La présidence de Trump ne fait pas de nous des Canadiens progressistes par défaut. Nous abhorrons à juste titre la rhétorique de Donald Trump et de ses partisans, mais nous ignorons à tort notre passé racial, en prétendant que le racisme s’arrête à la frontière. Alors comment notre nation multiculturelle inclusive a-t-elle réagi lorsque la même rhétorique suprémaciste blanche a été utilisée à l’intérieur de nos frontières? Nous l’avons abordé passivement et avons continué à tourner notre attention vers le sud. Au Canada, nous essayons de garder le racisme à distance. C’est un luxe que les Canadiens blancs ont, de dire « Je ne veux pas être entouré de tous ces trucs racistes ». Dafonte Miller n’a pas eu ce choix; Charline Grant n’a pas eu ce choix; je n’ai pas ce choix; les Noirs de ce pays n’ont pas ce choix. Il est temps pour les Canadiens d’agir.

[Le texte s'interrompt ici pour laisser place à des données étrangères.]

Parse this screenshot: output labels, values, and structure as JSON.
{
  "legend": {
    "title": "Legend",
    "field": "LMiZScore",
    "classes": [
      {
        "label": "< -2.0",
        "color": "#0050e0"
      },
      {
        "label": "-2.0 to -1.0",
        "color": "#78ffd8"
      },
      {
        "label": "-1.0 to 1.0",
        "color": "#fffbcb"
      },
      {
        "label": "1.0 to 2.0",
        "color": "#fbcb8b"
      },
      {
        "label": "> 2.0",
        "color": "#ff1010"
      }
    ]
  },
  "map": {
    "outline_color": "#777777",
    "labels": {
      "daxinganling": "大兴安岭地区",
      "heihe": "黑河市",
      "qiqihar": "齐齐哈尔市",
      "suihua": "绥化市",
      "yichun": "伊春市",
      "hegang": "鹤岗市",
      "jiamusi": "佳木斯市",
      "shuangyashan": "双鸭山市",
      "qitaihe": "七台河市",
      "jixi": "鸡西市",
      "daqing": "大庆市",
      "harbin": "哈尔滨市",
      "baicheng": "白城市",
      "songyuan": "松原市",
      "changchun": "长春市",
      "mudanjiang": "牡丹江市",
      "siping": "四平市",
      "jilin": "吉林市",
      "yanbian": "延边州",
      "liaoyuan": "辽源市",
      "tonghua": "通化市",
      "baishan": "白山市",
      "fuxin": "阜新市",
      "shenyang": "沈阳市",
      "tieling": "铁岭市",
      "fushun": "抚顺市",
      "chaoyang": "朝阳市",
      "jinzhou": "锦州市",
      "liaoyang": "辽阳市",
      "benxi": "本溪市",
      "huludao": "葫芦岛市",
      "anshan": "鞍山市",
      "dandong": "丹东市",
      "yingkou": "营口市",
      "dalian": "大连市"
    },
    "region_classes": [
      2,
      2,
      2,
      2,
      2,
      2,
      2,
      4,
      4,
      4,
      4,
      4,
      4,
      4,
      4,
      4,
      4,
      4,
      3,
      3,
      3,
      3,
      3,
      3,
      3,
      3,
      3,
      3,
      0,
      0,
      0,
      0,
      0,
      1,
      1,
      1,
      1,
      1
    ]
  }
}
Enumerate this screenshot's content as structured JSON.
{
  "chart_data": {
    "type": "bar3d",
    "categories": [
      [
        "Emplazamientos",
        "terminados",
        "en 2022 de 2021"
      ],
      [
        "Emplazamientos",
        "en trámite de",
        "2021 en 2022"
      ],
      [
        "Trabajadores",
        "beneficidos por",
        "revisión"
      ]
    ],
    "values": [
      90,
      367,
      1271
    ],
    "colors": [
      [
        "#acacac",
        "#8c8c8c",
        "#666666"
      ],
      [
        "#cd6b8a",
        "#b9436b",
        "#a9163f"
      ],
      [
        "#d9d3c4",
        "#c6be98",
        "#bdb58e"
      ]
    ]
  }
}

En fait, j’ai bon espoir que la plupart des Canadiens ont de bonnes intentions, mais ne sont tout simplement pas conscients de l’histoire raciste du Canada et de la façon dont le racisme et l’oppression sont toujours présents aujourd’hui. Cet été, j’ai été rassuré de constater qu’il existe une volonté politique de s’attaquer à ces problèmes systémiques, car j’ai assisté et participé à des séances communautaires organisées par le ministère des Services à l’enfance et à la jeunesse dans le cadre du Plan d’action ontarien pour les jeunes Noirs, un plan de 47 millions de dollars sur quatre ans qui s’attaquera aux disparités dans les résultats du racisme anti-Noir dont sont victimes les enfants et les jeunes Noirs de l’Ontario.
J’ai hâte de revenir au Canada après l’université et de participer à la construction d’un pays qui pourrait vraiment être un leader mondial en matière d’inclusivité et de diversité. Quant au multiculturalisme, vous pouvez l’oublier. Je veux plus pour tous les Canadiens. Je veux la justice, l’équité et la compassion dans nos relations humaines.
1 Je reconnais que d’autres groupes marginalisés au Canada, comme les peuples autochtones, subissent également une oppression importante au sein des systèmes canadiens. Cet article de blogue est une réflexion personnelle et, en tant que tel, il est axé sur l’expérience des Noirs.